Question:Is the reference case imaginary lifetime model intended to generate credible, evaluable and replicable claims for cost-effectiveness? If not, why not?

ICER Response;Descriptive and predictive models are a mainstay of economic analyses, as well as most other scientific disciplines. We use transparent models that follow standard practices and are subjected to multiple scenario and sensitivity analyses.

Comment: Again, ICER fudges a response. The terms are not defined. Certainly there is a role for descriptive models to define a structure and possible relationships as a step to formulating hypotheses. Predictive modeling raises the more pertinent question of whether ICER believes in testing hypotheses? The ICER models are certainly not intended to meet the standards of normal science: to generate credible, evaluable and replicable claims. ICER has instead embraced the creation of predicted 30 yearimaginary claims which fail to meet the predictive standards of normal science.
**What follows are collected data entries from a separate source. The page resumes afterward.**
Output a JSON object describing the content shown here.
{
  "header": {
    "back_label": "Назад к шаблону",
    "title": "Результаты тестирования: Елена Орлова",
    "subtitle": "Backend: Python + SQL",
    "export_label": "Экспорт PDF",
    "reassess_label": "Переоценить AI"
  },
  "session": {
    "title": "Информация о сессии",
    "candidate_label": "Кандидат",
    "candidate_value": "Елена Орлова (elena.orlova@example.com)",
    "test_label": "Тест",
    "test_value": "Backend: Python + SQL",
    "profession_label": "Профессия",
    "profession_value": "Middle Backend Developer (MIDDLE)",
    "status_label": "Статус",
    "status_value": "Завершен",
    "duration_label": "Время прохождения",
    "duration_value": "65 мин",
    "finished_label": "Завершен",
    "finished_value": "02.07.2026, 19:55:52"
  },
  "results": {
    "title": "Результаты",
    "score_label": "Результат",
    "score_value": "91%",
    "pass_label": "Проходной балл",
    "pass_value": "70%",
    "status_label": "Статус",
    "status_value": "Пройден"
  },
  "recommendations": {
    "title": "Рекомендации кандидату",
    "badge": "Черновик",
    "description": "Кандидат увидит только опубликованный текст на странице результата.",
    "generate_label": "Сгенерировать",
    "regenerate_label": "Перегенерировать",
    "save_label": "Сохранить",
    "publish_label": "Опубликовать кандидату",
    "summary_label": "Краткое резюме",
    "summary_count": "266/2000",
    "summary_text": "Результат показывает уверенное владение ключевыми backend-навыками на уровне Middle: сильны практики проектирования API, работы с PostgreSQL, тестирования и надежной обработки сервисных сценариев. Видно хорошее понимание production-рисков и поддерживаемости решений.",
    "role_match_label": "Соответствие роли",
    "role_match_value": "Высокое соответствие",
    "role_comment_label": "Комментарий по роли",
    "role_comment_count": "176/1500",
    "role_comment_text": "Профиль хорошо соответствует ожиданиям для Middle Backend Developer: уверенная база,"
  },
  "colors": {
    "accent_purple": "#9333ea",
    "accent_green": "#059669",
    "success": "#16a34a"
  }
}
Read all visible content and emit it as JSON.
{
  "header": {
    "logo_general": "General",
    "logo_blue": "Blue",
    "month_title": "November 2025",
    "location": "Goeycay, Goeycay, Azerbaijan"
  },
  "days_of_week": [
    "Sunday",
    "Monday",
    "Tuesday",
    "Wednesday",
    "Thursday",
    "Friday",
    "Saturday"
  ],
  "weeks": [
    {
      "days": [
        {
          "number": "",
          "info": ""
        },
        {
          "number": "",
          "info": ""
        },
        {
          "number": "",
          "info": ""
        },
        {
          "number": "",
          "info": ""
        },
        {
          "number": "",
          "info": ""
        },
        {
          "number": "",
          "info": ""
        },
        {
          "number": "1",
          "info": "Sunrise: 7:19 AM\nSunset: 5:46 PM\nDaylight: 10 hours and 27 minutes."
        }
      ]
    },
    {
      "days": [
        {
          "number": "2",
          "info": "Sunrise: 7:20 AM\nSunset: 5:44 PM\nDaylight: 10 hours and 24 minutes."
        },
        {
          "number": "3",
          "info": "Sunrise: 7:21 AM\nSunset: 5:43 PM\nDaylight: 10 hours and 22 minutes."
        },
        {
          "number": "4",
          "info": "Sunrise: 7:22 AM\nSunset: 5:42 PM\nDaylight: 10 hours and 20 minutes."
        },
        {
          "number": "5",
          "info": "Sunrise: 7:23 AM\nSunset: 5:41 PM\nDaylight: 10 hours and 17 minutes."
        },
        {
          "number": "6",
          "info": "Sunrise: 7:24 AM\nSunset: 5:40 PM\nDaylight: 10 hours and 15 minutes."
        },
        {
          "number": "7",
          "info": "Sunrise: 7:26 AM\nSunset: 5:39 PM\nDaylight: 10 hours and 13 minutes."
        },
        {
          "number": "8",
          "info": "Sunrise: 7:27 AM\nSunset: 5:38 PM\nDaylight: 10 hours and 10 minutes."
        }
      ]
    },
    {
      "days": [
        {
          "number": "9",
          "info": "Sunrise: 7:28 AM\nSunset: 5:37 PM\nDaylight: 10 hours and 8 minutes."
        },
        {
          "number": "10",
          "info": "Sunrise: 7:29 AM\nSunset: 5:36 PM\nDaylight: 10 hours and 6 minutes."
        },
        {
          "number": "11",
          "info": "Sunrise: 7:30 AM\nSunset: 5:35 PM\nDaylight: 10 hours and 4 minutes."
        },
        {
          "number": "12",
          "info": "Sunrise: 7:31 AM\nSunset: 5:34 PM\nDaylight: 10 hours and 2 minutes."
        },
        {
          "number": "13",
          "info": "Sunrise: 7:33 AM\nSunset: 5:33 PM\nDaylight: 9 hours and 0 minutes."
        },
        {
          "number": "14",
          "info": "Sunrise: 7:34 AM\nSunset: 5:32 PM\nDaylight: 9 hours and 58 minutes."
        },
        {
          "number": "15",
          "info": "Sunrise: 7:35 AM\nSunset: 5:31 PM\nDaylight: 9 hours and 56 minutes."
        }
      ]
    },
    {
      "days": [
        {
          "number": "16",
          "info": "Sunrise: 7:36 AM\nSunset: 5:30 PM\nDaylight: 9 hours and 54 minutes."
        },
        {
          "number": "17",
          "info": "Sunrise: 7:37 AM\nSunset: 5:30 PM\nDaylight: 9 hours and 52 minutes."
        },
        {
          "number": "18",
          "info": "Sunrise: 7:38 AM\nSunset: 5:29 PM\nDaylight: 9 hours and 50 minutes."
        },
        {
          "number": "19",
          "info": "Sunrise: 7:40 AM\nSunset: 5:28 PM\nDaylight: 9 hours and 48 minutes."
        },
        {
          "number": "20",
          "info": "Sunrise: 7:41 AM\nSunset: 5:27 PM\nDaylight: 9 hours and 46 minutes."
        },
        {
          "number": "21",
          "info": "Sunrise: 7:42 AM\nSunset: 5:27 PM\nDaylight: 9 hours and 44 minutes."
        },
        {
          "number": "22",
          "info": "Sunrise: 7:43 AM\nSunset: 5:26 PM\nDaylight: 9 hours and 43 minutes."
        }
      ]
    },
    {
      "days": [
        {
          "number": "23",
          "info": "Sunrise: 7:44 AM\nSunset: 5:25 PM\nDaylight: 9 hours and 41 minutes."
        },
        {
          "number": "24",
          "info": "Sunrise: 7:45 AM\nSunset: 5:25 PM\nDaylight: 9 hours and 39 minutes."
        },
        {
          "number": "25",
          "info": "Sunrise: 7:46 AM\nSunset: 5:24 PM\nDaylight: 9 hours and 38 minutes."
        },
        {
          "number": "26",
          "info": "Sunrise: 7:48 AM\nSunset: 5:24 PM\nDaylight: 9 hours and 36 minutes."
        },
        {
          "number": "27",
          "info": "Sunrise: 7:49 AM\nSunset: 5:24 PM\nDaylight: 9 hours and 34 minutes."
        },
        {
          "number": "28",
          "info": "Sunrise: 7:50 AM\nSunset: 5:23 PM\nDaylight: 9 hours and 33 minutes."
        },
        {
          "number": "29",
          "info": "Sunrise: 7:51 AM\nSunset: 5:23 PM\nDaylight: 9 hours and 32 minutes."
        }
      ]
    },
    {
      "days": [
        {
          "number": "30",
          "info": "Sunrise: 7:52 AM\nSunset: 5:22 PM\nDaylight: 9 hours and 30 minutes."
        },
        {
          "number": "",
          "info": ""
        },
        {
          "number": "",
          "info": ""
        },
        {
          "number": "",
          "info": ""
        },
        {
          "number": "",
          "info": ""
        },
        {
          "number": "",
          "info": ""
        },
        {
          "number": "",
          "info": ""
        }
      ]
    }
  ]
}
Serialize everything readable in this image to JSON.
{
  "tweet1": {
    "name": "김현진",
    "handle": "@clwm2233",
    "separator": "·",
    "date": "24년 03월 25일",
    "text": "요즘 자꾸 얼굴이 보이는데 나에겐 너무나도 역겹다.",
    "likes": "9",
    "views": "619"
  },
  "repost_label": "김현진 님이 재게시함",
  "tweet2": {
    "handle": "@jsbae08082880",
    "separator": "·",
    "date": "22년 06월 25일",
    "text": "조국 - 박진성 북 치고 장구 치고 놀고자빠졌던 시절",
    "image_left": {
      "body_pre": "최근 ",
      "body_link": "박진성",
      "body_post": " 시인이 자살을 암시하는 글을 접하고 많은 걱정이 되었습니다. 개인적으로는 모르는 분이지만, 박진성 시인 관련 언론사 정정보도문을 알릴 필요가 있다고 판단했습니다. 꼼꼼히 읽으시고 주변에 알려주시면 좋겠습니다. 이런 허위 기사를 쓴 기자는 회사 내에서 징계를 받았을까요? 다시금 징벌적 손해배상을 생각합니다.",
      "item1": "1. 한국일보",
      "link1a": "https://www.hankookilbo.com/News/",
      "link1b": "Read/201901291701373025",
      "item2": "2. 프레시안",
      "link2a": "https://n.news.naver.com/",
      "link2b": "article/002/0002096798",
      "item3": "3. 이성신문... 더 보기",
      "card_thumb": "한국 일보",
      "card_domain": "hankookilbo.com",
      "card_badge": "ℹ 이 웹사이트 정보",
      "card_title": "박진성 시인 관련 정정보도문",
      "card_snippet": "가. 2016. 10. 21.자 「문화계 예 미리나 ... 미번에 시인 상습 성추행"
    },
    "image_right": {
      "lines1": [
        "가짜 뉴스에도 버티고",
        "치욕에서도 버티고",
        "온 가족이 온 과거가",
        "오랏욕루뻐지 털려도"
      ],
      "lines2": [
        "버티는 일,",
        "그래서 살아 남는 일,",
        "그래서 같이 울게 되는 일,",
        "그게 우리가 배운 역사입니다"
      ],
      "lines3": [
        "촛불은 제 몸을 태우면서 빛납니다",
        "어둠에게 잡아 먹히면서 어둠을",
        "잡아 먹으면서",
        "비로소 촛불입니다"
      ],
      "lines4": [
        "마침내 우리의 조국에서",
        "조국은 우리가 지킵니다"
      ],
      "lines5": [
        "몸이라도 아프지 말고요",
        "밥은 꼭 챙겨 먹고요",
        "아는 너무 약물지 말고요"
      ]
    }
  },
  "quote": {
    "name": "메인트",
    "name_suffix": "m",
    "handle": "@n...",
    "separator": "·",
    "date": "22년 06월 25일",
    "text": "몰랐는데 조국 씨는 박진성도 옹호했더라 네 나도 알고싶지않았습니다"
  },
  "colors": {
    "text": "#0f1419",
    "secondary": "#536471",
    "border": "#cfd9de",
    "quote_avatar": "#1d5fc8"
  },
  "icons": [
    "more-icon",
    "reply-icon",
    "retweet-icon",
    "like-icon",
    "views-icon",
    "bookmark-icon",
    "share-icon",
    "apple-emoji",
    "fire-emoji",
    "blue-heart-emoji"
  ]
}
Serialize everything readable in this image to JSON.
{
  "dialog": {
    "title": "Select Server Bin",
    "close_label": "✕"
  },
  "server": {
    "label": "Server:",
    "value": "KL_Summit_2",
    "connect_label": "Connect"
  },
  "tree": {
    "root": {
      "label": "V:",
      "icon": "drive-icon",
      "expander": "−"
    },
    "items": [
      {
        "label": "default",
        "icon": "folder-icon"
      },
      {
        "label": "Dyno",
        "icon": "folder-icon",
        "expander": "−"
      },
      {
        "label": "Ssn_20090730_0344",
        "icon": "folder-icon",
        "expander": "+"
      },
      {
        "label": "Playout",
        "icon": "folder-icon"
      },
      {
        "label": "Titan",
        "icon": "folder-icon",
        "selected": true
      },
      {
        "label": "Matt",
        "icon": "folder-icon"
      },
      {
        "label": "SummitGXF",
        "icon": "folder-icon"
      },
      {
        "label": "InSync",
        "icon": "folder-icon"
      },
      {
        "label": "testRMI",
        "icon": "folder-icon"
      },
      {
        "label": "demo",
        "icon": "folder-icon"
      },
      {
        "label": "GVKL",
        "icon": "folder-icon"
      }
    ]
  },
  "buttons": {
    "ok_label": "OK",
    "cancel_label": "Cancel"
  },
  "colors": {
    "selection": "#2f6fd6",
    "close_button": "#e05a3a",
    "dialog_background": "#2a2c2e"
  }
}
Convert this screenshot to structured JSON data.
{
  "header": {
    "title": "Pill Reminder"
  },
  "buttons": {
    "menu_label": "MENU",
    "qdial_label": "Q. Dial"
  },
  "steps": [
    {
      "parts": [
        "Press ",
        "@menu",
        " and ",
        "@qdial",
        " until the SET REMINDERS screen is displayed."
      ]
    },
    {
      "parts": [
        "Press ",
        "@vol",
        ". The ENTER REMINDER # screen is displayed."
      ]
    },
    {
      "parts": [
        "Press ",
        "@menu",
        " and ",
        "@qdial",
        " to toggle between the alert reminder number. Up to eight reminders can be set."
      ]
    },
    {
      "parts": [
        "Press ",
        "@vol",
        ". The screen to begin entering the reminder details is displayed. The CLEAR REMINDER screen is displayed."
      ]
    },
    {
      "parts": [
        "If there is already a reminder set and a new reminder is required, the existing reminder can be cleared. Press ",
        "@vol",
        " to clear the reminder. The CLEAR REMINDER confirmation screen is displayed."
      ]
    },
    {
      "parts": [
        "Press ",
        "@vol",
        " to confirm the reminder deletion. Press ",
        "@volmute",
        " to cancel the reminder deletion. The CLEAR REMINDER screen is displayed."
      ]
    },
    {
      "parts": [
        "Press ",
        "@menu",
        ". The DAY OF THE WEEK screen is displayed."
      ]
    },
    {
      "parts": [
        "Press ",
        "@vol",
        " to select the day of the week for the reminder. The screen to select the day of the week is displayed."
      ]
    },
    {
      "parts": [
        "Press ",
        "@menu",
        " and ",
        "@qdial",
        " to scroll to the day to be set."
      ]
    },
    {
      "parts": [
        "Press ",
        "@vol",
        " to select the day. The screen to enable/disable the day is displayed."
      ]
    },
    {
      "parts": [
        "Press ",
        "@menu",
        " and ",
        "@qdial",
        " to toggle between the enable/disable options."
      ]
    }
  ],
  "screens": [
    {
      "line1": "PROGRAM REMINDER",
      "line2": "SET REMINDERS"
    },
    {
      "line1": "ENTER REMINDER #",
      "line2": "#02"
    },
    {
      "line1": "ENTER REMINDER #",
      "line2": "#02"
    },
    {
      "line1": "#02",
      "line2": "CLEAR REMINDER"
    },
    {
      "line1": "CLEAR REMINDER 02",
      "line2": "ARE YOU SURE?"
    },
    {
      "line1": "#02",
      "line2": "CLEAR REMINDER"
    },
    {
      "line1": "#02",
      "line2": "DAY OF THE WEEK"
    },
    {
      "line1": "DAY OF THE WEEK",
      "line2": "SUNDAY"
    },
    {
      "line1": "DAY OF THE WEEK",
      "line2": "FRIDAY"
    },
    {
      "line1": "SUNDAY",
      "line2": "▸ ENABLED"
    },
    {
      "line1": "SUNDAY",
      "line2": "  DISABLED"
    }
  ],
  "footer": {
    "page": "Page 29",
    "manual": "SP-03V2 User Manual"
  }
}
They are pseudoscience, sharing the Dover courtroom with intelligent design 18. If the model is a non-evaluable fantasy construct then no amount of scenario analysis and probabilistic claims will save it. Of course you can claim transparency in your choice of one model structure and set of assumptions among many other possible modeled worlds; this is your prerogative.

8. Questions to ICER: My fantasy model is better than your fantasy model

Question: How much credibility should be attached to the ICER model when it is only one of many that could create imaginary claims in cystic fibrosis for the products assessed? What sets the ICER model apart from others?

ICER Response: We produce detailed reports describing the model's structure, assumptions, and inputs so that readers may judge the credibility of the model. At the draft report stage, we also share the actual model with relevant manufacturers for feedback and critique (the manufacturer of the treatments in this review declined to participate). In addition, we compare the model to prior published models in the same therapeutic area

Comment: So what? It still comes down to a contest ‘my model is better than your model’. My model can best represent the next 30 years of cystic fibrosis treatments and responses in target populations! Why? Why bother? You can’t validate your model in terms of other models which are also fantasy constructs. The argument is somewhat circular with each model building group validating their model in terms of other models. Of course, if ICER addressed the question of hypothesis testing of claims (impossible) this may give a more useful base for comparing modeled claims. Vertex, the cystic fibrosis product manufacturer has, wisely, refused to participate in this value assessment modeling exercise.

9. Questions to ICER: No Evidence?

Question: In the 2018 ISPOR task force report on health economics approaches to value assessment determined that economic evaluations are intended, not to test hypotheses, but to inform decision makers of the approximate value of interventions in terms of imaginary incremental cost-per-QALYs gained19. Does ICER subscribe to this view? How approximate is the modeled information in cystic fibrosis?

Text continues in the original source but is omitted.